The purpose of the information exchange is to bring to the attention of all national taxing authorities the previously unreported accounts and minimize the further use of such accounts in the future. The ultimate objectives include income tax collection, prevention of money laundering and tax evasion and tracking of terrorist funds and other illicit activities. The agreement is likely to mirror the Foreign Account Tax Compliance Act (FATCA) enacted by the U.S. and now being implemented. The full roll-out of FATCA will not occur until 2015, but the effects of FATCA are now being felt. The U.S. enforcement of Bank Secrecy Act(BSA) rules, which govern reporting of offshore accounts by requiring the filing of an annual report know as an FBAR has been increasingly ramped up. In addition to criminal prosecutions of foreign financial institutions and their employees, recalcitrant U.S. taxpayers (meaning those who have not come forward) will likely find themselves subject to severe civil penalties.

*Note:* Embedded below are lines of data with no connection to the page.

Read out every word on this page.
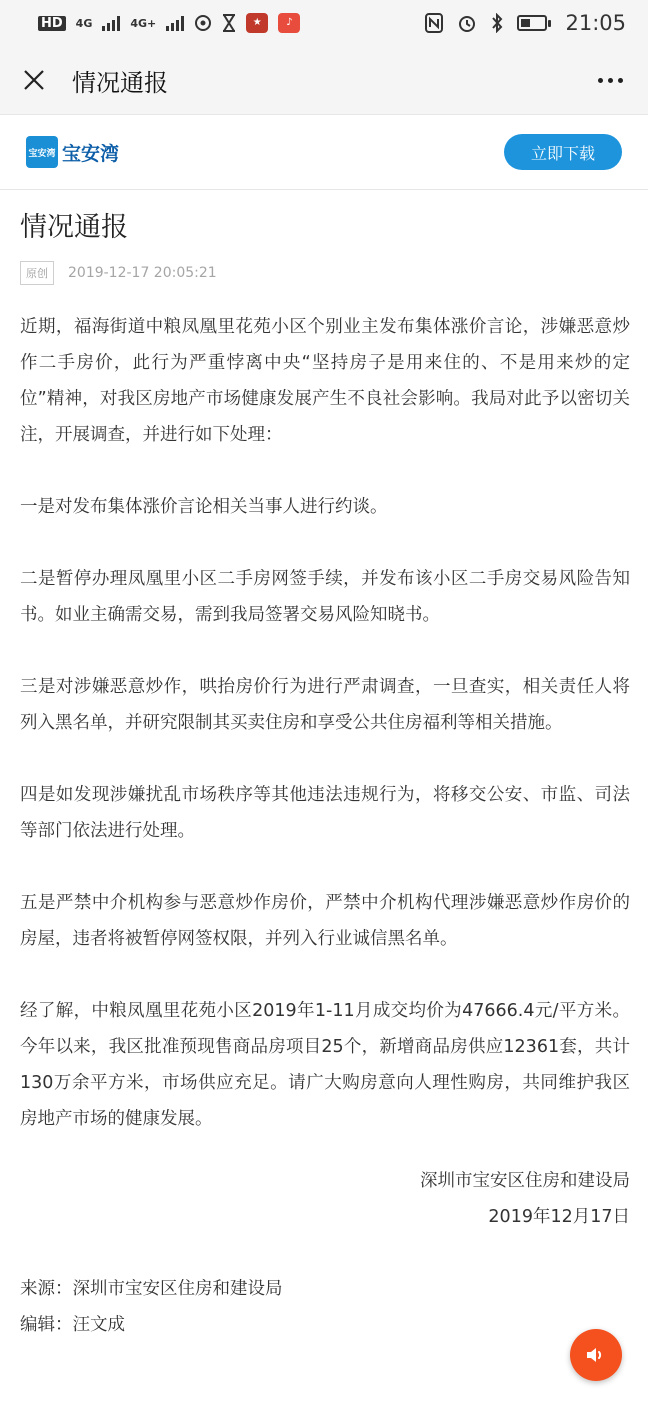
HD 4G	4G+	★	♪	21:05
情况通报
宝安湾 宝安湾	立即下载
情况通报
原创	2019-12-17 20:05:21

近期，福海街道中粮凤凰里花苑小区个别业主发布集体涨价言论，涉嫌恶意炒作二手房价，此行为严重悖离中央“坚持房子是用来住的、不是用来炒的定位”精神，对我区房地产市场健康发展产生不良社会影响。我局对此予以密切关注，开展调查，并进行如下处理：

一是对发布集体涨价言论相关当事人进行约谈。

二是暂停办理凤凰里小区二手房网签手续，并发布该小区二手房交易风险告知书。如业主确需交易，需到我局签署交易风险知晓书。

三是对涉嫌恶意炒作，哄抬房价行为进行严肃调查，一旦查实，相关责任人将列入黑名单，并研究限制其买卖住房和享受公共住房福利等相关措施。

四是如发现涉嫌扰乱市场秩序等其他违法违规行为，将移交公安、市监、司法等部门依法进行处理。

五是严禁中介机构参与恶意炒作房价，严禁中介机构代理涉嫌恶意炒作房价的房屋，违者将被暂停网签权限，并列入行业诚信黑名单。

经了解，中粮凤凰里花苑小区2019年1-11月成交均价为47666.4元/平方米。今年以来，我区批准预现售商品房项目25个，新增商品房供应12361套，共计130万余平方米，市场供应充足。请广大购房意向人理性购房，共同维护我区房地产市场的健康发展。

深圳市宝安区住房和建设局
2019年12月17日
来源：深圳市宝安区住房和建设局
编辑：汪文成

Penalties for “willfully” failing to file FBAR’s include prosecution, and civil fines of 50% of the high account balances per year. The IRS is taking the position that the statute of limitations does not run on unfiled information returns. The IRS position would mean that even if the statute for willful/intentional conduct was applied the account would be depleted in two years, let a lone three or six. The Department of Justice (DOJ) and IRS are taking the position that anyone who does come forward and is discovered, will be treated as willful.

The positions of the DOJ and IRS should motivate most taxpayers who are on the fence about disclosure. The prospect of discovery is increasing daily and the argument that you can hide in a sea of too many to reach is foolish. Events occur everyday that give rise to information about offshore accounts. Examples are: Taxpayers die and their representatives must disclose asset; couples divorce and must account for marital and non-marital property; businesses form, dissolve and have disgruntled owners and creditors seeking assets and individuals emigrate, choosing to leave their country of origin for any number of reasons and come to the U.S. For these reasons and many more, hiding ones head like and Ostrich is no solution. In simple terms, while the perception of discovery is low, the result of discovery are catastrophic so why not explore methods of coming forward, such as the Offshore Voluntary Disclosure Program, (OVDP) where there is certainty offered, at a price.

Fiduciaries, are at particular risk for they are under pressure from the beneficiaries and face personal liability for failure to come forward once unreported offshore assets are discovered. The obligations that fiduciaries face compels prudence. The prospect of the imposition of penalties for willful behavior should also motivate all taxpayers with undisclosed offshore accounts to carefully weight their options.

DISCLAIMER: Because of the generality of this update, the information provided herein may not be applicable in all situations and should not be acted upon without specific legal advice based on particular situations.